Structured JSON envelope: `{ error: { code, message, hint, docs_url } }`.
Status codes used: **400** (bad query/body), **404** (no such episode), **405** (wrong method), **429** (rate-limited), **500** (server side).
Episode-not-found via `?mode=agent` or `Accept: application/json` returns a real 404 + JSON envelope (browsers still get a 301 to home).

## Discovery surfaces

- **llms.txt:** [/llms.txt](https://tech-daily-cao.pages.dev/llms.txt), [/episodes/llms.txt](https://tech-daily-cao.pages.dev/episodes/llms.txt), [/api/llms.txt](https://tech-daily-cao.pages.dev/api/llms.txt), [/.well-known/llms.txt](https://tech-daily-cao.pages.dev/.well-known/llms.txt)
- **agent.json:** [/.well-known/agent.json](https://tech-daily-cao.pages.dev/.well-known/agent.json) — capability declaration + endpoint inventory
- **agent-card.json:** [/.well-known/agent-card.json](https://tech-daily-cao.pages.dev/.well-known/agent-card.json) — A2A-style skill card
- **agent-skills:** [/.well-known/agent-skills/index.json](https://tech-daily-cao.pages.dev/.well-known/agent-skills/index.json) — agentskills.io v0.2.0 (SKILL.md artifacts with sha256)
- **MCP discovery (all return the same manifest):** [/.well-known/mcp](https://tech-daily-cao.pages.dev/.well-known/mcp), [/.well-known/mcp.json](https://tech-daily-cao.pages.dev/.well-known/mcp.json), [/.well-known/mcp-configuration](https://tech-daily-cao.pages.dev/.well-known/mcp-configuration), [/.well-known/mcp/server.json](https://tech-daily-cao.pages.dev/.well-known/mcp/server.json)
- **OpenAPI 3.1:** [/.well-known/openapi.json](https://tech-daily-cao.pages.dev/.well-known/openapi.json)
- **Schema map (NLWeb):** [/.well-known/schema-map.xml](https://tech-daily-cao.pages.dev/.well-known/schema-map.xml)
- **Sitemap:** [/sitemap.xml](https://tech-daily-cao.pages.dev/sitemap.xml)
- **HTTP Link headers (RFC 8288):** every HTML response advertises sitemap, markdown alternates, OpenAPI, agent.json, agent-card, agent-skills, MCP, RSS, and llms.txt.

## Modes & negotiation

- `?mode=agent` on `/` or `/<id>` → compact JSON envelope
- `/<id>.md` or `Accept: text/markdown` → markdown view of episode (or homepage)
- `Accept: application/json` is **not** required — the JSON forms are URL-addressable

## Crawl policy

Runtime browse-on-behalf bots (ChatGPT-User, OAI-SearchBot, PerplexityBot, Claude-User, Applebot, etc.) are **always allowed**, regardless of the show's training-opt-in setting.
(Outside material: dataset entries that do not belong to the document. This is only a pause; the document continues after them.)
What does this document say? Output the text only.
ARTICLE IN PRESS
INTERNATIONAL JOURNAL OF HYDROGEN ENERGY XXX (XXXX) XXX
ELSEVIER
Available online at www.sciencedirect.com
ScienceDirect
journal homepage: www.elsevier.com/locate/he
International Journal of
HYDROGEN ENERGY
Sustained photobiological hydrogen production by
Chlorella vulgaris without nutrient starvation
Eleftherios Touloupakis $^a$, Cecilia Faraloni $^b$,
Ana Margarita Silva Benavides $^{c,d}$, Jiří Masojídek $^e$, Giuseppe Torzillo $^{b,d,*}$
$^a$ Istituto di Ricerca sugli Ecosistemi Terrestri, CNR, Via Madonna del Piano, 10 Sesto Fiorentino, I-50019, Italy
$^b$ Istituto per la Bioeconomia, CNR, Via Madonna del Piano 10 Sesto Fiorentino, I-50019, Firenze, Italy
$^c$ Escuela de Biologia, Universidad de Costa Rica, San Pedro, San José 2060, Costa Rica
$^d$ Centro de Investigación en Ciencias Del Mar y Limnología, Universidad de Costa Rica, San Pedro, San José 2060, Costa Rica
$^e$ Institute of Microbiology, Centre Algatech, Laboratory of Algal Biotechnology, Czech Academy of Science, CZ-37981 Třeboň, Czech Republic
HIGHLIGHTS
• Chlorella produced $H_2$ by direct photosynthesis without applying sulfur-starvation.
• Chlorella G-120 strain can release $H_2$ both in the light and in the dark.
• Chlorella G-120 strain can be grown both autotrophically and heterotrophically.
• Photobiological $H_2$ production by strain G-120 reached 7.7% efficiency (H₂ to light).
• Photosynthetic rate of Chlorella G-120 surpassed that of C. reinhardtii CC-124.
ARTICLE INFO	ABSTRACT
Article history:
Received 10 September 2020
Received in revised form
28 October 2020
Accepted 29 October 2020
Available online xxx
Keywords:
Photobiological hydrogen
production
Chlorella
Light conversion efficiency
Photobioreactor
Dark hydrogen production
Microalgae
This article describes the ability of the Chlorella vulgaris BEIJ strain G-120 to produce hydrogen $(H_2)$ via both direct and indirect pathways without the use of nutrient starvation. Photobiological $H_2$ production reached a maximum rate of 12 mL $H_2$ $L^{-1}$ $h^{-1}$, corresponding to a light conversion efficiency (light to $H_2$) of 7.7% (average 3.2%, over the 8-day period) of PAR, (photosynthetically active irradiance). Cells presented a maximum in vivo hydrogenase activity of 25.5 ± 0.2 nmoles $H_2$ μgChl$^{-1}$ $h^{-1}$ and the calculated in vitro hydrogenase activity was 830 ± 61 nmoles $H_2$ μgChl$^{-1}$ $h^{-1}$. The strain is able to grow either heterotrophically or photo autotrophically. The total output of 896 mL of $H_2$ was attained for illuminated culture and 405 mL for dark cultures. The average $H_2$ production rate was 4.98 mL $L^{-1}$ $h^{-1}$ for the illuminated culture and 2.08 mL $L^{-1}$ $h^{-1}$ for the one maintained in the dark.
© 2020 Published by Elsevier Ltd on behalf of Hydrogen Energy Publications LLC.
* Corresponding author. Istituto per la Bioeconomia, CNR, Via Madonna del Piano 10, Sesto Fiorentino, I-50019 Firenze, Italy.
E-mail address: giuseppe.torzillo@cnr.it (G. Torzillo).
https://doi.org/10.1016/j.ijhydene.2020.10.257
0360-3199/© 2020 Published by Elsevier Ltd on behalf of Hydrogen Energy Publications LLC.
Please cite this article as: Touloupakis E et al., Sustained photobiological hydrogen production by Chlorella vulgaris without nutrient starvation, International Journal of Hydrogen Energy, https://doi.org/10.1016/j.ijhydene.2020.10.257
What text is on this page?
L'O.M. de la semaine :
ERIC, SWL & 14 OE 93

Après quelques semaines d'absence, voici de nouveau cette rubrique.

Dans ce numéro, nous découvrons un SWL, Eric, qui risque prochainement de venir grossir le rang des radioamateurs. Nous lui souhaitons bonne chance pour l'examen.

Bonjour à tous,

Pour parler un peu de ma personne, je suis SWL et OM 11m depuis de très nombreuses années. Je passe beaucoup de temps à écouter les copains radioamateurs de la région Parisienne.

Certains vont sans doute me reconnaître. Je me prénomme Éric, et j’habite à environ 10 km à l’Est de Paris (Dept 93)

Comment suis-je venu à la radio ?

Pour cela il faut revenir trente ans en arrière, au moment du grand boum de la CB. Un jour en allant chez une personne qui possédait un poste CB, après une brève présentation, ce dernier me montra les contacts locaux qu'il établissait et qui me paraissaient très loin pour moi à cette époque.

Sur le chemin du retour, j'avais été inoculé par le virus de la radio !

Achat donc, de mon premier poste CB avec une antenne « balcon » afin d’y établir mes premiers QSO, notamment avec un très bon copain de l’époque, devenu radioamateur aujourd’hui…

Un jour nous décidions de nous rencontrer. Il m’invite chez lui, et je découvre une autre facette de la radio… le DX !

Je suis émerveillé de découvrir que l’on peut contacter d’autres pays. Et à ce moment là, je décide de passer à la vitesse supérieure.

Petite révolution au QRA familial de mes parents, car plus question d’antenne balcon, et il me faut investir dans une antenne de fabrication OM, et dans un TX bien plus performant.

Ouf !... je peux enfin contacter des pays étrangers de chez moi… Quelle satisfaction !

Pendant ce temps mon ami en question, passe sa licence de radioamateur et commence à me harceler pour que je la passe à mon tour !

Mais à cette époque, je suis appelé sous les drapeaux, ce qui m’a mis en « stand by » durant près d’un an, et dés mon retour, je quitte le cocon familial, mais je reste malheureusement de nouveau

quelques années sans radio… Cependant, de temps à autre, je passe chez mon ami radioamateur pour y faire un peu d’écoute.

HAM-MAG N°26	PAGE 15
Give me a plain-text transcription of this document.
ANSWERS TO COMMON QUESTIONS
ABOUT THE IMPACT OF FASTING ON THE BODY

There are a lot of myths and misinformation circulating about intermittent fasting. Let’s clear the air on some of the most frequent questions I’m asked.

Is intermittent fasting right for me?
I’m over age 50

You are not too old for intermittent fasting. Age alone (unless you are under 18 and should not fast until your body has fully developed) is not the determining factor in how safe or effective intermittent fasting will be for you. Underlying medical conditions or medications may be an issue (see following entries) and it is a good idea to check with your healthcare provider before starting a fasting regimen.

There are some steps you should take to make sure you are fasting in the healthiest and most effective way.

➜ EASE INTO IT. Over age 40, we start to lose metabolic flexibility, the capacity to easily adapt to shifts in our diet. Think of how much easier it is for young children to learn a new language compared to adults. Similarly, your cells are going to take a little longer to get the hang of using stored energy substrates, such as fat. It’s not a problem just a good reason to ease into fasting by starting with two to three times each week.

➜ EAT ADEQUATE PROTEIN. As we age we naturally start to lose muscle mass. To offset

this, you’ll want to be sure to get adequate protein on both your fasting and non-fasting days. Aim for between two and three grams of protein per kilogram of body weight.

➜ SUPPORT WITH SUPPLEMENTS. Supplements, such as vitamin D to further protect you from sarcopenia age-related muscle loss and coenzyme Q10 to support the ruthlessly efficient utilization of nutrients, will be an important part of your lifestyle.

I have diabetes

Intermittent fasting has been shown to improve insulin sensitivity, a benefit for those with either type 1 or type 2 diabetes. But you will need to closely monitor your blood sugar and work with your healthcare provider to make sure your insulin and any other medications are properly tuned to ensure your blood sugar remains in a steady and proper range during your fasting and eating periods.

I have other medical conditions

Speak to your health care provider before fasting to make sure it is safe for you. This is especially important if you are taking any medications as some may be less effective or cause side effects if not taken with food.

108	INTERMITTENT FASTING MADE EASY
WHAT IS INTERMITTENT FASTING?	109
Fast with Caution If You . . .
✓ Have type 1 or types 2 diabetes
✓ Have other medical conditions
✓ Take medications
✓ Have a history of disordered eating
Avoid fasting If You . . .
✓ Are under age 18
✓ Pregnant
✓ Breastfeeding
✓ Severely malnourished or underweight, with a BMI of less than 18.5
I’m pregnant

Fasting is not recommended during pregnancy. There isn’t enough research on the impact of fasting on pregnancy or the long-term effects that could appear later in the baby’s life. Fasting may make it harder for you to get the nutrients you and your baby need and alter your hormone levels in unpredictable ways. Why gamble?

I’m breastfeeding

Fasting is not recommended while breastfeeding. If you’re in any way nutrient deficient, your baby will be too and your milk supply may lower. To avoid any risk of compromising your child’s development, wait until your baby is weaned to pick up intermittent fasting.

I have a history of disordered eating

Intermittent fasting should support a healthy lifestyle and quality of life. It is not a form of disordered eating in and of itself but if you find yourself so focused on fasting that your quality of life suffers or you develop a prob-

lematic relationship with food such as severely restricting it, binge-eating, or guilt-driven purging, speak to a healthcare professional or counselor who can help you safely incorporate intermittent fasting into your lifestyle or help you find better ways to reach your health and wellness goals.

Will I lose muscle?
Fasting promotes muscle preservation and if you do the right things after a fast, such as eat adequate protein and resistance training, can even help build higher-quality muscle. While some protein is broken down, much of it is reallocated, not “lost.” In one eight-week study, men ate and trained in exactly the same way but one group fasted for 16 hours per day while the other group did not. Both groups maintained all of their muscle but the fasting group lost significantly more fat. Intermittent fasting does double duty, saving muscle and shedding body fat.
Training crawlers are gated on `ai_training` in the show config — see `/robots.txt` for the live policy.

## Identity

- Host: Michael Lugassy
- Language: en
- Cadence: daily
- Site: https://tech-daily-cao.pages.dev

## Things not to do

- Don't scrape rendered HTML when a structured endpoint exists. Every piece of metadata is one fetch away in JSON or markdown.
- Don't fetch the SPA bundle to extract content — `/index.md` and `/<id>.md` are both faster and stable.
- Don't paginate `/api/search` past `limit=50` — that's the hard cap.